My favourite dessert was Bread and Butter Pudding. My mum made this simple and delicious dessert practically every Sunday. She followed an old handwritten recipe that was handed down to her from her grandmother. It was real comfort food; on a cold rainy night, I still feel nostalgic for my mum’s warm Bread Pudding.

The Anglo-Indian community has a long history that can be traced back to the early part of the 16th Century, to the advent of the Portuguese, Dutch and Spanish, who came to India to trade in spices. Towards the latter half of the 18th century, the British made their presence felt with the establishment of the East India Company. With inter-marrying, a new multi-racial community came into existence, which evolved into the Anglo-Indian community.

quote1(1)  In a world fast morphing into a Global Village, many of the old traditional colonial dishes are not prepared in Anglo-Indian homes, as recipes have died with the older generation who cooked with intuition and memory rather than from written notes. quote2(1)

 

Anglo-Indian cuisine therefore evolved over many hundred years as a result of reinterpreting a quintessentially western cuisine by assimilating ingredients and cooking techniques from all over the Indian sub-continent. Thus a new contemporary cuisine came into existence making it truly ‘Anglo’ and ‘Indian’ in nature; neither too bland nor too spicy, but with a distinct flavour of its own. It became a direct reflection of the new colonial population.

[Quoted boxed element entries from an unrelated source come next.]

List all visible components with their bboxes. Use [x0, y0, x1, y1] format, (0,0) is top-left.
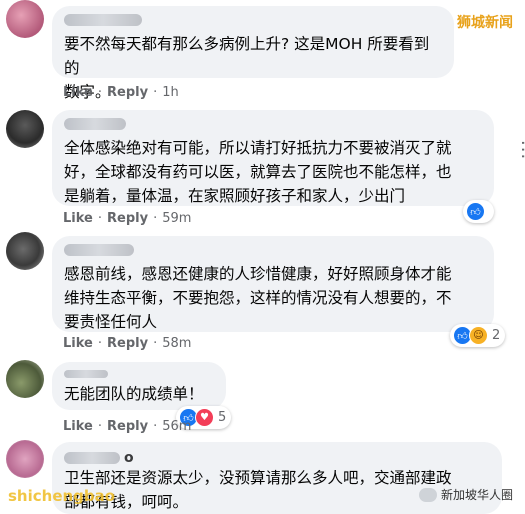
separator: ·: [97, 211, 102, 226]
reply-link[interactable]: Reply: [107, 211, 148, 226]
comment-bubble: o 卫生部还是资源太少，没预算请那么多人吧，交通部建政 部都有钱，呵呵。: [52, 442, 502, 514]
like-link[interactable]: Like: [63, 336, 93, 351]
timestamp[interactable]: 56m: [162, 419, 191, 434]
comment-bubble: 全体感染绝对有可能，所以请打好抵抗力不要被消灭了就 好，全球都没有药可以医，就算…: [52, 110, 494, 206]
comment-text: 全体感染绝对有可能，所以请打好抵抗力不要被消灭了就 好，全球都没有药可以医，就算…: [64, 139, 452, 205]
separator: ·: [97, 85, 102, 100]
comment-text: 无能团队的成绩单！: [64, 385, 204, 403]
commenter-name-suffix: o: [124, 450, 134, 466]
comment-bubble: 要不然每天都有那么多病例上升? 这是MOH 所要看到的 数字。: [52, 6, 454, 101]
comment-text: 感恩前线，感恩还健康的人珍惜健康，好好照顾身体才能 维持生态平衡，不要抱怨，这样…: [64, 265, 452, 331]
avatar[interactable]: [6, 0, 44, 38]
like-link[interactable]: Like: [63, 211, 93, 226]
avatar[interactable]: [6, 232, 44, 270]
separator: ·: [153, 211, 158, 226]
comment-bubble: 无能团队的成绩单！: [52, 362, 226, 410]
reply-link[interactable]: Reply: [107, 336, 148, 351]
commenter-name[interactable]: [64, 14, 142, 26]
like-link[interactable]: Like: [63, 85, 93, 100]
comment-actions: Like · Reply · 59m: [63, 211, 191, 226]
watermark-bottom-left: shichengbao: [8, 487, 116, 505]
like-link[interactable]: Like: [63, 419, 93, 434]
more-options-icon[interactable]: ···: [512, 140, 525, 160]
watermark-bottom-right-text: 新加坡华人圈: [440, 488, 513, 502]
reaction-count: 5: [218, 410, 227, 425]
separator: ·: [97, 419, 102, 434]
watermark-bottom-right: 新加坡华人圈: [418, 486, 513, 503]
timestamp[interactable]: 1h: [162, 85, 179, 100]
avatar[interactable]: [6, 110, 44, 148]
separator: ·: [153, 336, 158, 351]
wechat-logo-icon: [418, 487, 437, 502]
commenter-name[interactable]: [64, 370, 108, 378]
separator: ·: [97, 336, 102, 351]
reaction-summary[interactable]: 👍︎ ☺ 2: [450, 324, 506, 347]
timestamp[interactable]: 58m: [162, 336, 191, 351]
reaction-count: 2: [492, 328, 501, 343]
watermark-top: 狮城新闻: [457, 15, 513, 31]
haha-reaction-icon: ☺: [469, 326, 488, 345]
reaction-summary[interactable]: 👍︎: [463, 200, 494, 223]
commenter-name[interactable]: [64, 118, 126, 130]
comment-bubble: 感恩前线，感恩还健康的人珍惜健康，好好照顾身体才能 维持生态平衡，不要抱怨，这样…: [52, 236, 494, 332]
separator: ·: [153, 419, 158, 434]
commenter-name-row: o: [64, 450, 490, 466]
comment-actions: Like · Reply · 58m: [63, 336, 191, 351]
commenter-name[interactable]: [64, 452, 120, 464]
like-reaction-icon: 👍︎: [466, 202, 485, 221]
avatar[interactable]: [6, 360, 44, 398]
comment-actions: Like · Reply · 56m: [63, 419, 191, 434]
love-reaction-icon: ♥: [195, 408, 214, 427]
commenter-name[interactable]: [64, 244, 134, 256]
avatar[interactable]: [6, 440, 44, 478]
reply-link[interactable]: Reply: [107, 85, 148, 100]
reply-link[interactable]: Reply: [107, 419, 148, 434]
timestamp[interactable]: 59m: [162, 211, 191, 226]
comment-actions: Like · Reply · 1h: [63, 85, 179, 100]
separator: ·: [153, 85, 158, 100]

The British did not like Indian food and taught their khansamas to prepare dishes from their own hometowns. However, over a period of time, a few local ingredients were added to the dishes, and they experimented with making puddings and sweets using local ingredients. Their soups were seasoned with cumin and pepper, roasts were cooked in whole spices like cloves, pepper and cinnamon, and rissoles and croquettes flavored with turmeric and spices. Mulligatawny Soup, Meat Jalfraze, Devilled Beef and Pork were some of these early innovations.

 

Anglo-Indian Cuisine is a gourmet’s delight mostly because it makes use of spices like pepper, bay leaves, cloves, nutmeg, and cinnamon. Indian garnishes like chillies, cumin, coriander, turmeric, ginger, garlic, and vinegar are also added in moderation. Yogurt and milk are used in certain preparations to offset pungency. Many dishes have rhyming alliterative names like Doldol, Kalkal, Ding-Ding and Posthole! The very nomenclature of these dishes is unique and original, and synonymous only with the Anglo-Indian community.

However over a period of time, Anglo-Indian cooking became more Indian than British and more regional. Local ingredients and flavours of a particular region were incorporated in the dishes while the basic ingredients remained the same throughout the country. Coconut-based curries were popular in Anglo-Indian dishes in the south, while mustard oil and fresh water fish were popular ingredients in the Anglo-Indian dishes of Calcutta and West Bengal. And a strong Mughlai influence seeped into Anglo-Indian dishes cooked in Lucknow and parts of North of India. But today, in a world fast morphing into a Global Village, many of the old traditional colonial dishes are not prepared in Anglo-Indian homes, as recipes have died with the older generation who cooked with intuition and memory rather than from written notes. With the intention of preserving those authentic tastes and flavours, I have published six recipe books exclusively on Anglo-Indian cuisine. This personal collection of recipes was compiled with the intent of reviving the old tastes of the colonial era, and thereby preserving the culinary culture and heritage of the Anglo-Indian Community.